Top 10 Storm Watching Spots In Cornwall
PUBLISHED: 10:17 14 January 2020 | UPDATED: 13:25 15 January 2020
Cornwall’s coastline isn’t just for summer. The winter brings with it stormy weather that transforms our beaches and cliffs into a dramatic backdrop. Here’s a few of our favourite spots...
Storm watching can be exhilarating but it's vital to put your safety first. The winter weather can bring high winds and huge waves, so it's important to keep a safe distance. Storms in Cornwall can be very dangerous, so check tide times,be cautious and don't take any risks.
Don't get too close. Keep well away from the water, preferably from a high viewpoint, or ideally inside a cosy café or bar. Leave children and dogs at home. Remember, a good photograph is not worth risking your or anyone else's life.
Sitting at the far end of Cornwall, Sennen Cove is just around the corner from Land's End, and is the ideal spot to watch the wild ocean if you get bored of Longship's Lighthouse. The long sandy beach is beloved by surfers capturing Atlantic waves that break over the Cowloe Reef or up against towering granite cliffs. The lifeboat station here is well used in this potentially dangerous area. Head along the South West Coast Path here for an exhilarating walk.
Perhaps second only to Porthleven is Portreath's harbour wall. For photographers, the famous 'Monkey Hut' at one end provides the perfect landmark to offer a sense of scale for all those crashing waves. It seems fitting as the whitewashed hut was once used for shelter by the those guiding ships into the dangerous harbour entrance. It was partially destroyed (and happily rebuilt) after the storms of early 2014. High ground above the harbour supplies a natural (and safe) viewing platform.
The clock tower at the entrance to Porthleven harbour has become synonymous with stormy images of Cornwall. Waves crashing up against it feature regularly on winter news reports on tv, but please beware, stay well away when the waves come pounding in.
Penzance is famous for the large waves during stormy weather, washing in and over the promenade or the open air pool - although sometimes the waves can get a bit lively. The Jubilee Pool suffered significant damage in recent years. Head to Penlee Gallery and be inspired by Norman Garstinin's The Rain it Raineth Every Day. A bracing walk should always be carried out with care.
The rugged granite rocks at Bedruthan Steps offer a dramatic backdrop for storm watching if you get bored of all that sand.
One of Cornwall's most stunning spots at any time of year, Kingsand is too often ignored until the winter storms hit. Homes sit perilously close to the ocean and over the years Kingsand's clock tower has suffered major damage, raising concerns its structure could collapse (looking at the many videos capturing the waves crashing over it, it is easy to see why). This is the spot the nation turned to in January 2014 when the legendary storms put the railway line out of action for months and the rest of Cornwall inaccessible by train. This is a part of the country where residents have been evacuated for their own safety - and timely reminder that safety should always be more important than the ultimate shot.
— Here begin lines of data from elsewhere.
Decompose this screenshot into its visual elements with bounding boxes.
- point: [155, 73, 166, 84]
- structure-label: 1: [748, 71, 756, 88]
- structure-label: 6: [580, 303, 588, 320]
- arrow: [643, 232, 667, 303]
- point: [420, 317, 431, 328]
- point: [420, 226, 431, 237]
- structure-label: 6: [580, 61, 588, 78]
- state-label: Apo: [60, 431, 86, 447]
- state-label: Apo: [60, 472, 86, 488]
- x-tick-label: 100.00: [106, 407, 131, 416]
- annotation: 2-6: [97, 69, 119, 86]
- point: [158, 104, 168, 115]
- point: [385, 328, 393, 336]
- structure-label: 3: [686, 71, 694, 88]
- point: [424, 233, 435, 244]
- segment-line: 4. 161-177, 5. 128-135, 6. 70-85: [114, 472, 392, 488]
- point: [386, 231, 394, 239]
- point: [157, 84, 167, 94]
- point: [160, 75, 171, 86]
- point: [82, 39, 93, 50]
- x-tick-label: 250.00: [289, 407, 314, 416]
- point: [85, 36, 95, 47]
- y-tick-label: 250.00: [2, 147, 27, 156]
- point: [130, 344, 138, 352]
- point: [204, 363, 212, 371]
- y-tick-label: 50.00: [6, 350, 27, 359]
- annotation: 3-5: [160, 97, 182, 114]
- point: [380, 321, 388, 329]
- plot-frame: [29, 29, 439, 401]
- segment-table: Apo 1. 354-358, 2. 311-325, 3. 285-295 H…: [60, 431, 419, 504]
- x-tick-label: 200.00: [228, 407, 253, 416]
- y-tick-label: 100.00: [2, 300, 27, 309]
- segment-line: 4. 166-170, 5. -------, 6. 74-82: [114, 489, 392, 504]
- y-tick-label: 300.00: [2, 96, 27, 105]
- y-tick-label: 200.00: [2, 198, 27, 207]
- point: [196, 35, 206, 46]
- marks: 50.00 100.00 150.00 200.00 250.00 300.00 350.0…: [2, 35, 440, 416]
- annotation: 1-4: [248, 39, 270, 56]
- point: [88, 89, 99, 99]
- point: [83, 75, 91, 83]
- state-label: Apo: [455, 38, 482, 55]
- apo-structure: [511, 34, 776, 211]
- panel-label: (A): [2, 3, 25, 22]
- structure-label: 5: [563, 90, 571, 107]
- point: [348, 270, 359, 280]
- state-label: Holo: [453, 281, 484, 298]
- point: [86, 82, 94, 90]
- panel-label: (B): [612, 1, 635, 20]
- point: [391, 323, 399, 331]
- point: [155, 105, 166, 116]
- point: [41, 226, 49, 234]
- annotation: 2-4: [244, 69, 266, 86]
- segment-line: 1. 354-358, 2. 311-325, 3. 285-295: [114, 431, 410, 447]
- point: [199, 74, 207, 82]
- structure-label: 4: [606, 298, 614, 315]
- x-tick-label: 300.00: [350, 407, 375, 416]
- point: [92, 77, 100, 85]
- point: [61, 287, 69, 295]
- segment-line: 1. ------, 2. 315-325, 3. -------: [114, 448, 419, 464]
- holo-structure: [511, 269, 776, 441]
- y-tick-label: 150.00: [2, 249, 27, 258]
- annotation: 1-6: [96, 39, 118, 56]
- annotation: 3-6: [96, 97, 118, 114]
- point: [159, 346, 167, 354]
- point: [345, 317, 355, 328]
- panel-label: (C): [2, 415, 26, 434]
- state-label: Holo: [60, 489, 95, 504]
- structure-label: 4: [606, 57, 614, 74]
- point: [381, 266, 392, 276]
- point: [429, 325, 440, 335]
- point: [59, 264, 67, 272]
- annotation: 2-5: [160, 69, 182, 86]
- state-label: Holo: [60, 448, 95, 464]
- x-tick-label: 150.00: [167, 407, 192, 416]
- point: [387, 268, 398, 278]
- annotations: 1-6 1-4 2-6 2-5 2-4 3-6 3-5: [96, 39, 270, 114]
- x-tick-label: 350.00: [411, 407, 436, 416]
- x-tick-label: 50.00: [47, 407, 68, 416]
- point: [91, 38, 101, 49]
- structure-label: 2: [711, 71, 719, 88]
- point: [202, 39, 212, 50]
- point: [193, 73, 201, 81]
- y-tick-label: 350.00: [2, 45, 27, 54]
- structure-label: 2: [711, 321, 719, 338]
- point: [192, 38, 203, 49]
Kynance Cove has become one of Cornwall's most popular selfie spots, thanks to its role in the BBC's Poldark- where it played the fictitious Nampara. Poldarkstar Aidan Turner returned to the spot for the 2015 adaptation of Agatha Christie'sAnd Then There Were None. Last summer saw Kynance and sister beach Porthcurno attract traffic jams. And during storms the area can be equally busy, thanks to the high points along this stretch of the Atlantic from where they can be safely watched.
Any write up about stormwatching in Cornwall has to mention Land's End. In fact there are now special storm watching holidays on offer in the area, which also takes in nearby Sennen Cove. This most south-westerly point of mainland Britain is constantly changing - and during storms - or even on windy days, the size of waves can be as mesmerising as they are terrifying.
A wide expanse of family-friendly golden sands during the summer, Porthtowan is dramatically transformed in the winter. But it's not all fun. After the storms, Porthtowan's ecologically important sand dunes often need to undergo repairs after the worst of the winter weather.
As the most southerly point of the UK mainland, The Lizard takes the full brunt of major storms. There's not much shelter from the elements. Many a ship has found out the hard way just how much storm this rocky headland can be host to. A lighthouse was built in the mid-18th century to warn sailors and for photographers it provides another useful backdrop to crashing waves.